グルーデンHCは、辞任声明を発表し、その中で次の通り述べた。

"I love the Raiders and do not want to be a distraction,Thank you to all the players, coaches, staff, and fans of Raider Nation. I'm sorry, I never meant to hurt anyone."

「私はレイダーズを愛しており、邪魔者にはなりたくありません。選手、コーチ、スタッフ、そしてレイダー・ネーションのファンの皆さん、ありがとうございました。申し訳ありませんでした。誰かを傷つけるつもりは決してありませんでした」


 ESPNは、レイダースのマーク・デービスオーナーが、11日午後、グルーデンとチーム施設内で会談を持ち、HC辞任という結論になったと伝えている。

 今月に入って、米有力紙のニューヨークタイムズが、グルーデンHCが、過去複数年間に渡って出した多くの電子メールの中で、女性蔑視や反同性愛的な表現を用いていたと報道していた。

 ニューヨークタイムズの報道によると、グルーデンは2018年までの7年間に、当時ワシントン・フットボール・チームの社長だったブルース・アレン氏らにメールを送った。

 グルーデンはアレン氏らにあてたメールの中で、2014年、ラムズにドラフト指名されたDEマイケル・サム選手を指して、ロジャー・グッデルNFLコミッショナーが、当時のラムズのジェフ・フィッシャーHCにサム選手をドラフトするよう圧力をかけたとして批判した。サム選手はドラフト前に自身がゲイであることを告白したが、グルーデンはサム選手を、差別的な言葉で表現していたという。

 他にも多くのメールで、脳震とうを減らそうとしてきた、グッデルコミッショナーやリーグの動きを、女性蔑視や、同性愛嫌悪的な言葉を用いて批判。また、NFL選手会(労働組合)のデモーリス・スミス代表を人種差別的な言葉で表現していた。

 女性審判員登用への批判や、試合前の国歌演奏中に抗議をした選手を解雇すべきだと述べ、一部のNFLのオーナーやコーチ、取材するジャーナリストに対しても差別的で攻撃的な言葉を使っていたという。

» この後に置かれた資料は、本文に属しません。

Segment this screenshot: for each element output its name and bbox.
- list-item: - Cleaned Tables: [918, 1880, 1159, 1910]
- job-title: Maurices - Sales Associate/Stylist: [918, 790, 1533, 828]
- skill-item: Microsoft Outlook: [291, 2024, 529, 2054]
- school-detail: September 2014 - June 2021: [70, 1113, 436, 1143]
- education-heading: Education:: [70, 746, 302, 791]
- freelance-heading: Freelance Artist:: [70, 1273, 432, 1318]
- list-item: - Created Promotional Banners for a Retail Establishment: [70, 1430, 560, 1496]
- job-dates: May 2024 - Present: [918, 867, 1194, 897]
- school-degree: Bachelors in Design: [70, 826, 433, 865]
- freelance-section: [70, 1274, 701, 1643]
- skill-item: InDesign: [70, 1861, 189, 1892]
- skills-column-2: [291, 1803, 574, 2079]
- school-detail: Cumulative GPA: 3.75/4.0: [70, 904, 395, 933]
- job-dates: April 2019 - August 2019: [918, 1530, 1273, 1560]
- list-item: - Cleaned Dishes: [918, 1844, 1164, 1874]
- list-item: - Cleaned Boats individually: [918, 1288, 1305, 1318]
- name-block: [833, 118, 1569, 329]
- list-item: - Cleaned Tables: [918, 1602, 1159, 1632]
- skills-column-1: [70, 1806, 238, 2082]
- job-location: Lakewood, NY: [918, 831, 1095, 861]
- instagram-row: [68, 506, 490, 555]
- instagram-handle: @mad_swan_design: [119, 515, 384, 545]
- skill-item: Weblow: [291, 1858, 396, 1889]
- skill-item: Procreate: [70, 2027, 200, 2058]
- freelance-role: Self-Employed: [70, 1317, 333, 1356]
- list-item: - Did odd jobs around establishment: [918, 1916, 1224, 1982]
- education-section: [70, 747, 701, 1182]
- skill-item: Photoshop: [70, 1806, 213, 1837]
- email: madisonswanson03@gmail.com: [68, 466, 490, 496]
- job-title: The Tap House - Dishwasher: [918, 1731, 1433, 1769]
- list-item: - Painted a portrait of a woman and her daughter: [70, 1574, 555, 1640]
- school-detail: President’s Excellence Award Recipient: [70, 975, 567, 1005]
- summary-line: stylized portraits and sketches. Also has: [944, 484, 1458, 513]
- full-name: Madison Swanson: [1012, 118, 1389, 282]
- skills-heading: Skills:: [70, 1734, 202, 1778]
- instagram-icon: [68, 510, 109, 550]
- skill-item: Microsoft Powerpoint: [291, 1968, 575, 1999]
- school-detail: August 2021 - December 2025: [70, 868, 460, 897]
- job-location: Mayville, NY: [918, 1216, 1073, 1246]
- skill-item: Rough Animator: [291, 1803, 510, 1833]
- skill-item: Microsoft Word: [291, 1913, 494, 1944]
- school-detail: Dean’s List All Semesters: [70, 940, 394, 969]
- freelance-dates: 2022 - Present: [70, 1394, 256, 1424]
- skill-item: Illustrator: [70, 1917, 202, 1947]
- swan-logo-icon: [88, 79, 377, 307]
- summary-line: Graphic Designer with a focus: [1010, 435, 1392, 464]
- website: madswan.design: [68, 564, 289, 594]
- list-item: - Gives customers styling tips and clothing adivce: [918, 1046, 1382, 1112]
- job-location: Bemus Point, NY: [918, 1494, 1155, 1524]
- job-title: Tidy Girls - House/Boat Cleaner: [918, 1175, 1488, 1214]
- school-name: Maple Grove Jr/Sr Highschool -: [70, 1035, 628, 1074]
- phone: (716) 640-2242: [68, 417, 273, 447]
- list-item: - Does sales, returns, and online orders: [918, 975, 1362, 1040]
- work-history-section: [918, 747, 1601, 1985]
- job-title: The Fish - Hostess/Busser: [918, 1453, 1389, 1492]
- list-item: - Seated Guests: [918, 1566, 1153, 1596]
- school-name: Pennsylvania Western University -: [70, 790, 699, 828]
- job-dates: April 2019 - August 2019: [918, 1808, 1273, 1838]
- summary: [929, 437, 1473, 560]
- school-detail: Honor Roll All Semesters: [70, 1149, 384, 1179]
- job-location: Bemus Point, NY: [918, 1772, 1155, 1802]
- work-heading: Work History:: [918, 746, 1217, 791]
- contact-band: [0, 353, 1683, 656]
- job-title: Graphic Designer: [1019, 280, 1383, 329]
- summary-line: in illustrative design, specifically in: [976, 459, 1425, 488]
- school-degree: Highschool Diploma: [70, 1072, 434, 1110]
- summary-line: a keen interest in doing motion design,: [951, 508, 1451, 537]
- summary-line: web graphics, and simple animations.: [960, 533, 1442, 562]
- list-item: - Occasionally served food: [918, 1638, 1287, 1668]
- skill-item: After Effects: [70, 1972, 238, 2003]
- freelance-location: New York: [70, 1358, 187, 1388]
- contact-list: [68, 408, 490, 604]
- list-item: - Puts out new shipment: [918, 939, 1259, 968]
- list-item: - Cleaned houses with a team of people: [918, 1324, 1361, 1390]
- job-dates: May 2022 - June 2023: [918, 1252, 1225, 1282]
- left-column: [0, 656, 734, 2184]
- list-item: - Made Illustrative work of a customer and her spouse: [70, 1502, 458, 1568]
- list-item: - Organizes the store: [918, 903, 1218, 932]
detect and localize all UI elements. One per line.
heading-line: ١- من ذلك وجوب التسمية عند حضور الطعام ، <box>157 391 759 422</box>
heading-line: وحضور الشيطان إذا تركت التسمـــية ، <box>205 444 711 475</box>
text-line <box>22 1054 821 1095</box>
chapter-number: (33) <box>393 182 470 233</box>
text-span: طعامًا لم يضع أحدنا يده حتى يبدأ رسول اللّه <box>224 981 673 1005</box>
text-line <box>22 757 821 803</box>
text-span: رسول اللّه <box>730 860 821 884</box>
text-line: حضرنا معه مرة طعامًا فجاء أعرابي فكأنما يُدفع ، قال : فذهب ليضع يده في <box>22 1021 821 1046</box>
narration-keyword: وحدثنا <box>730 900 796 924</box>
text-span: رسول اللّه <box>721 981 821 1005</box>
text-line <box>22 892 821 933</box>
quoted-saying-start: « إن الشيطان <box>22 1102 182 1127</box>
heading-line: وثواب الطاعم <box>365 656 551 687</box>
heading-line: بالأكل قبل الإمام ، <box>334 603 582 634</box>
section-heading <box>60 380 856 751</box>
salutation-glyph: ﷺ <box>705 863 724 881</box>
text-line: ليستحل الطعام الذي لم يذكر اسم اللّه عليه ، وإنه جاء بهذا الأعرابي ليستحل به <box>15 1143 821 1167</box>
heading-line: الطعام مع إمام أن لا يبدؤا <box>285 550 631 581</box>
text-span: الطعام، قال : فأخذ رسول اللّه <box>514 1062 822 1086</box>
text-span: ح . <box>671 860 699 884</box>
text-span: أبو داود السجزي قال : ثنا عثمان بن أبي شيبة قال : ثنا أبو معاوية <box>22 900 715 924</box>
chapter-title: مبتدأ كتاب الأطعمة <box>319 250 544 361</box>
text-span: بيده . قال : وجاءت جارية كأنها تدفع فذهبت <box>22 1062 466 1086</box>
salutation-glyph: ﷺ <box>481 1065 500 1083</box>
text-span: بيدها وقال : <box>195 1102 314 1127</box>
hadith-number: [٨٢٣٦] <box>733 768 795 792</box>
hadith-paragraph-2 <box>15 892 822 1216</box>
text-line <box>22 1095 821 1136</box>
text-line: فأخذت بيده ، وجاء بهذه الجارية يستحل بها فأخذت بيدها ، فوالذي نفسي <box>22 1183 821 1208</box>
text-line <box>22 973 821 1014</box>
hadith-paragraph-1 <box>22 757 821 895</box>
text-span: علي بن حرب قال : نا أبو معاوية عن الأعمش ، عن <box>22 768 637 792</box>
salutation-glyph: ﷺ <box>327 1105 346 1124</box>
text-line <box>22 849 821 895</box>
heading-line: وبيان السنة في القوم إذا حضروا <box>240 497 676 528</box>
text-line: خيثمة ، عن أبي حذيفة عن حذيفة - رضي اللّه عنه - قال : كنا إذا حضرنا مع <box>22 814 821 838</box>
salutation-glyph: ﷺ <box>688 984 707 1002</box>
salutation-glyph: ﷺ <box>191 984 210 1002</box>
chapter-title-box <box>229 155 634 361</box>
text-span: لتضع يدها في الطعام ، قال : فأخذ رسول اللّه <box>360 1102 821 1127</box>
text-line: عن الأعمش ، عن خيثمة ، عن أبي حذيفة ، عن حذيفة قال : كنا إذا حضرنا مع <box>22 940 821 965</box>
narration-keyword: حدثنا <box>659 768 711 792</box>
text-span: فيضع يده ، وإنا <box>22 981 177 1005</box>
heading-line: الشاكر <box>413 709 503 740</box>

 グルーデンは、アレン氏や他の男性と、ワシントンのチアリーダー2人を含む、上半身裸の女性の写真を含むメールを交換していたという。フットボール以外でも、2012年の大統領選挙中のバラク・オバマ大統領や、ジョー・バイデン副大統領(いずれも当時)を、女性蔑視の言葉を使って批判していた。

 この問題は、NFLがワシントン・フットボールチームの職場環境を調査する中で発覚。NFLは別事案として、この件を調査し、メールの内容をレイダース球団に示していた。


 グルーデンHCの後任は、アシスタントHCのリッチ・ビサッチャが就任した。

   ◇

 グルーデンは、1963年生まれの58歳。NFLを代表する名物指導者の1人で、今季でHC通算15シーズン目。バッカニアーズのHCだった2002年シーズンには、チームをスーパーボウル初優勝に導いた。39歳での優勝は、当時の最年少優勝HCの記録となった。

 2008年でいったんHCの座から退き、ESPNなどで、アナリストとして活躍。専門はQBを中心とするオフェンスで、若手QBをスタジオに招いて、様々な分析をする「グルーデンのQBキャンプ」は名物番組となっていた。

 2018年シーズンから、古巣のレイダースHCに復帰。リーグ史上最大級の10年1億ドル(113億円)という待遇だった、この契約にはノートレード条項も含まれていたが、レイダースが、かってドラフト指名権などの見返りとしてバッカニアーズにトレードしたことを踏まえたものだった。

 今季は開幕3連勝と好調だったが、その後連敗していた。

 HCとしての通算成績はレギュラーシーズン117勝112敗、ポストシーズンは5勝4敗。